GRAN CASINO BADEN - zentrales Element und die Ikone als Verbindung zwischen Vergangenheit und Gegenwart | Foto: Sabine Hütter, society-photography.at
Casino und Kurpark – zwei Pole einer Stadt
Das Casino Baden, mit seinen strengen Säulen und klaren Achsen, repräsentiert die noble Spielbank - noch heute - den gesellschaftlichen Mittelpunkt des frühen 20. Jahrhunderts: gesellschaftliche Etikette und bürgerliches Selbstverständnis.
Der Kurpark hingegen ist die stetige Einladung zum Lustwandeln und Flanieren: Spazierwege, Sichtachsen, Statuen, Herbstbäume – eine Bühne, die nie langweilig wird und sich stetig wandelt.
Joseph Kollmann, Bürgermeister von Baden | Foto: Fotojournalistin Sabine Hütter ©by Society-Photography.at
Das Gesicht einer Epoche: Joseph Kollmann
Der Blick auf die Büste von Joseph Kollmann (1868 - 1951), dem Bürgermeister, der Baden in eine moderne Kurstadt führte und die Eröffnung der Spielbank ermöglichte, wirkt wie ein Gespräch mit einer Zeit, in der Visionen noch aus Stein, Wasser und Disziplin entstanden. Sein bronzenes Profil – ruhig, kontrolliert, würdevoll – ist nicht nur ein Denkmal, sondern ein Leitmotiv der Stadt: Kontinuität.
Kollmann steht für das Baden, das wusste, dass es etwas Besonderes ist, ohne es laut verkünden zu müssen.
Bewohner und die Gäste von Baden sind der lebende Beweis dafür, dass die Biedermeierstadt nicht stehen geblieben ist. BAden trägt das Erbe der Kaiserzeit nicht als Last, sondern als Haltung | Foto: Sabine Hütter, ©by society-photography.at
Strauss und Lanner – der Walzer als Atem dieser Stadt
Im Kurpark begegnet man Strauss und Lanner. Sie sind eine lebendige Erinnerung daran, dass Baden das „Sommerfrische-Herz“ der Wiener Gesellschaft war. Ihre Figuren stehen da, als warteten sie darauf, den nächsten Tanz zu beginnen – Violinen in der Hand, Haltung in Bronze gegossen.
Zwischen den herbstlichen Farben wirken sie wie Gastgeber, die Besucher freundlich, aber mit einem Hauch aristokratischer Reserviertheit empfangen.
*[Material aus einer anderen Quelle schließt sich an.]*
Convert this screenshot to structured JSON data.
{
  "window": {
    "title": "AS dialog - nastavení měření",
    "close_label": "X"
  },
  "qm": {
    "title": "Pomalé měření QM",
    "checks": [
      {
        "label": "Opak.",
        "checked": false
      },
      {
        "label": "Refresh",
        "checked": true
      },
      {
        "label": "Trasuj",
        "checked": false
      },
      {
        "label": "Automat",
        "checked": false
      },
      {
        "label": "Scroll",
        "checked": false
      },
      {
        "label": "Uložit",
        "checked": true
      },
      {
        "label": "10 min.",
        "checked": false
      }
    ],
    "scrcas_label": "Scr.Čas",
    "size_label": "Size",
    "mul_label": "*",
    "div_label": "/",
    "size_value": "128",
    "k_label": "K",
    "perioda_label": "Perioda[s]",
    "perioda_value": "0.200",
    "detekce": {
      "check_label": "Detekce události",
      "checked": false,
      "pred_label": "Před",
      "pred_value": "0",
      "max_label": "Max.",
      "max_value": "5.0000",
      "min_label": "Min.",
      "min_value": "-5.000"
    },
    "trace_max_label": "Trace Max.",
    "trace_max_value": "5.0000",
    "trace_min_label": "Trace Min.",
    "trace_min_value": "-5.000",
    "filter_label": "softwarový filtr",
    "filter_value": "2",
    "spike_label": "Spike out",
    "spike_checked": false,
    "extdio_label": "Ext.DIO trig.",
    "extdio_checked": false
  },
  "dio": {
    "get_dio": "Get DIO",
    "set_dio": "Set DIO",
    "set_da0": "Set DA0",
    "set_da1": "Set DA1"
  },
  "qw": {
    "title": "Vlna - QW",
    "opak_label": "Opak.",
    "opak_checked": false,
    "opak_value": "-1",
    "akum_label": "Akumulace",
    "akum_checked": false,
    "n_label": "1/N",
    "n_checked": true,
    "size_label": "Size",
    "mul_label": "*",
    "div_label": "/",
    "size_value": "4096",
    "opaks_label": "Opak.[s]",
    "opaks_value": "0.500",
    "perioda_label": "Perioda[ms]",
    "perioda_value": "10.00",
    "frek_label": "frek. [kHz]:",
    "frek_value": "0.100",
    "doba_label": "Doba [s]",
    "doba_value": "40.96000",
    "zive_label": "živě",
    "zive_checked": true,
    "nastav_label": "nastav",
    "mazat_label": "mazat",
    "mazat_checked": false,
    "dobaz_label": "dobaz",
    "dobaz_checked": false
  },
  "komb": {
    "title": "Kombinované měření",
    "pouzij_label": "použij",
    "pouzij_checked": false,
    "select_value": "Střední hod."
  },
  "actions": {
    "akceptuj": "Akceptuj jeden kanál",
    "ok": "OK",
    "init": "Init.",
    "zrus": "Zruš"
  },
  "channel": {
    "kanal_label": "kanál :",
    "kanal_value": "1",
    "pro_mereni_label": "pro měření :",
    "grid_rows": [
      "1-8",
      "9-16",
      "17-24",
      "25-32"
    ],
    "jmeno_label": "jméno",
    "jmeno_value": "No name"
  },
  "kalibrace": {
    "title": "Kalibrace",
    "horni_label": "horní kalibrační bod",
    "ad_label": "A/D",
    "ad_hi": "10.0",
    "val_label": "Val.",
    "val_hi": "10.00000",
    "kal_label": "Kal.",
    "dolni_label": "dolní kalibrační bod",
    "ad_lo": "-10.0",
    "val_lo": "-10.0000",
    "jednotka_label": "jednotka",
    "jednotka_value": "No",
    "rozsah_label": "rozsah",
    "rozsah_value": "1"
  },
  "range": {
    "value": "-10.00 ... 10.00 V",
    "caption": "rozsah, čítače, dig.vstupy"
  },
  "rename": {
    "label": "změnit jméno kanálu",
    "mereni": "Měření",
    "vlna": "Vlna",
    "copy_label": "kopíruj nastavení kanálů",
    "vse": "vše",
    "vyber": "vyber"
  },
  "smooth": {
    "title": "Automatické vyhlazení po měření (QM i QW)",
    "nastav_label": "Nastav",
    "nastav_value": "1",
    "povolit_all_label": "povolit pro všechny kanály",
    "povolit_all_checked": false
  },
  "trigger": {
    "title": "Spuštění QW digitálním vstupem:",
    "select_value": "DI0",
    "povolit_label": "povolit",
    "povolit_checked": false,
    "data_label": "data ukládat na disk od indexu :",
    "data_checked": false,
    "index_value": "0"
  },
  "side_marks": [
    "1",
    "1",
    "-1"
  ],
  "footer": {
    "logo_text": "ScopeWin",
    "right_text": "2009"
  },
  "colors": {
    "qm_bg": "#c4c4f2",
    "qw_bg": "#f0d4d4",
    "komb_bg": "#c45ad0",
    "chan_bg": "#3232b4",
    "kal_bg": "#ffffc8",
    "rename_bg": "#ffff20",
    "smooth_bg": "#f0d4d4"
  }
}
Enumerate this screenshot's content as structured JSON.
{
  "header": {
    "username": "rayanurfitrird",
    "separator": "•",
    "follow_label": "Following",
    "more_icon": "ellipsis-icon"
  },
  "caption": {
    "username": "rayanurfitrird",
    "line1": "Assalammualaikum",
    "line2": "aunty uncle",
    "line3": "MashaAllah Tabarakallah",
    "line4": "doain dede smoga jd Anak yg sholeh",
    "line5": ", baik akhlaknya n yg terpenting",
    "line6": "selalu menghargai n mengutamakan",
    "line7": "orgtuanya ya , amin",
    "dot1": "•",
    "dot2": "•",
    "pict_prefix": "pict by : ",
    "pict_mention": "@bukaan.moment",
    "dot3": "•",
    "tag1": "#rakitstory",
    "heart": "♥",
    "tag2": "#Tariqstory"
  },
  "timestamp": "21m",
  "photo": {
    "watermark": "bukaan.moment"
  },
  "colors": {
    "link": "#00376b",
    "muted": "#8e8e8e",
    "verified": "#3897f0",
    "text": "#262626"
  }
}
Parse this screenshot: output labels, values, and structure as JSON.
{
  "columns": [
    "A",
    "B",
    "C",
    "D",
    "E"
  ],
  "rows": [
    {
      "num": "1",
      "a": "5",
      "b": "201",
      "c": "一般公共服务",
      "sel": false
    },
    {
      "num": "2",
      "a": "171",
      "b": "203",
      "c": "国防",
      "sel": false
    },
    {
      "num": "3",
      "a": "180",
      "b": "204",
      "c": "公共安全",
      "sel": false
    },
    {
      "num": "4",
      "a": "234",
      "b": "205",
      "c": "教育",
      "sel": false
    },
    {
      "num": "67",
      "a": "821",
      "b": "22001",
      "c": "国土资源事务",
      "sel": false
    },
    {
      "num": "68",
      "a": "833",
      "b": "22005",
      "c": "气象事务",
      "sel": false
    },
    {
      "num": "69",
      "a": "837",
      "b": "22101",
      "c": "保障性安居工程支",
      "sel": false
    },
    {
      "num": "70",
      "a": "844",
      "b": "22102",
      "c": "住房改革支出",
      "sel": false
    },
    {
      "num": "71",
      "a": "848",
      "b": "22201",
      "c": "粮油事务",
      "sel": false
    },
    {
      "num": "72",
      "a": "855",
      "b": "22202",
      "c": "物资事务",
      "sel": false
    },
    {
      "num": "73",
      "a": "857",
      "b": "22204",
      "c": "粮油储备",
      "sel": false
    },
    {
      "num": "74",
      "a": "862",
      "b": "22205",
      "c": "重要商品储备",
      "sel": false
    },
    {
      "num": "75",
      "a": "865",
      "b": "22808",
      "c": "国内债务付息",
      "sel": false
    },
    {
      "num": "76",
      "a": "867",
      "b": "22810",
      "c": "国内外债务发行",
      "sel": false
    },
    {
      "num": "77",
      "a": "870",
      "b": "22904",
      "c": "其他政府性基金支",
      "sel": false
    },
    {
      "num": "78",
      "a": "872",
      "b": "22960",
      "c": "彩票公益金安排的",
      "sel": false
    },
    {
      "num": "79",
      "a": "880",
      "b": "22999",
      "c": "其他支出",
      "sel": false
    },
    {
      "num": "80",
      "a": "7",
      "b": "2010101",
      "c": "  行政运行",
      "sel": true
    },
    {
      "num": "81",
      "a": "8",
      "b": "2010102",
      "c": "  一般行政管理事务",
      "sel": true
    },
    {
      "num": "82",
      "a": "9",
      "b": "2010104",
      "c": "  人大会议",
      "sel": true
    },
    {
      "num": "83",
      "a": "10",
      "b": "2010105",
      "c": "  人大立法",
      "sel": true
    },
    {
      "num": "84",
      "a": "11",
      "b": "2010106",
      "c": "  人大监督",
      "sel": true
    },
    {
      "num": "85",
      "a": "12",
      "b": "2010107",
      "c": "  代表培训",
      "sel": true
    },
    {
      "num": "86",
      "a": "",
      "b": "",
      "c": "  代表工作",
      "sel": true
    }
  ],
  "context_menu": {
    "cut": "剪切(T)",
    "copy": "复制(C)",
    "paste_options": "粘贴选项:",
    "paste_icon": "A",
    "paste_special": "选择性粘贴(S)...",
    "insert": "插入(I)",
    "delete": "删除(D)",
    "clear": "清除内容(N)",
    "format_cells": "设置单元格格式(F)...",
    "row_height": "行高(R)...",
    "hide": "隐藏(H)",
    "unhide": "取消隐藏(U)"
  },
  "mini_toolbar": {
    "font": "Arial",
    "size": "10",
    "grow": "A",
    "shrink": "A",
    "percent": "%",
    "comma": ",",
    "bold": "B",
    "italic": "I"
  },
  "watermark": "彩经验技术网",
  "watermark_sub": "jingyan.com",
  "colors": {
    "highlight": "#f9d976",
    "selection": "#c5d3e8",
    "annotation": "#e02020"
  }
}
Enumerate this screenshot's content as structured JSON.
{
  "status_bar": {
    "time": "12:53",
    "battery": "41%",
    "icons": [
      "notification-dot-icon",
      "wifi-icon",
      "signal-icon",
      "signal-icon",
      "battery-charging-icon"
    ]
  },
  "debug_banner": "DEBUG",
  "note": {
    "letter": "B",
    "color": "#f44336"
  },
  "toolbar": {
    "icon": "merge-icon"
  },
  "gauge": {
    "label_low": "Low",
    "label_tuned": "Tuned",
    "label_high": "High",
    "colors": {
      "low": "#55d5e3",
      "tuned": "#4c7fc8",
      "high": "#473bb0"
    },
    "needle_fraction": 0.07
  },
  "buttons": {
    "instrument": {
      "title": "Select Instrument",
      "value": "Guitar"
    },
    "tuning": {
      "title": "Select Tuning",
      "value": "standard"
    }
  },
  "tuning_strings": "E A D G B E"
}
Hygieia – die Quelle der Gesundheit
Dann die Statue der Hygieia, der griechischen Göttin der Gesundheit.
Sie sitzt dort, in stiller Konzentration, als würde sie die Badener Thermalquellen noch immer bewachen. Die Schale in ihrer Hand erinnert daran, dass Baden seit der Römerzeit ein Ort war, an dem Körper und Geist gleichermaßen genährt wurden. In der anderen Hand die Äskulapnatter, einer ungiftigen, großen Schlangenart, die als ein weiteres Symbol für den medizinischen Beruf gilt.
In der leichten Novemberkühle wirkt sie fast wie ein Kontrapunkt: Wärme, Fürsorge, Heilung – zeitlose Konzepte, die Baden treffend beschreiben.
Hygieia, der griechischen Göttin der Gesundheit im Badener Kurpark | Foto: Sabine Hütter ©by Society-Photography.at
Die Arena – Architektur als bürgerlicher Stolz
Der Jugendstil der Sommerarena ist Ausdruck einer Epoche, die Kunst und Bürgertum eng verband.
Die fein modellierten Masken, die Lyra, die symmetrischen Kurven – sie erzählen vom Selbstverständnis einer Gesellschaft, die wusste, dass Kultur nicht Luxus, sondern Lebensform ist. Hier klingt die Kaiserzeit weniger nach Prunk als nach Präzision.
Menschen im Hier und Jetzt
Und dann sind da die heutigen Bewohner und die Gäste der Stadt, sie sind der Beweis dafür, dass Baden nicht stehen geblieben ist. Die Stadt trägt das Erbe der Kaiserzeit nicht als Last, sondern als Haltung: Gelassenheit, Genuss, Bewusstsein für das Gute.
Baden als Geisteshaltung
Baden ist nicht bloß Biedermeier. Nicht bloß K.u.k. Nicht bloß Kurkultur.
Es ist die seltene Verbindung aus:
bürgerlicher Eleganz,
architekturgeschichtlicher Klarheit,
kulturellem Selbstverständnis,
und einem natürlichen Sinn für Tradition.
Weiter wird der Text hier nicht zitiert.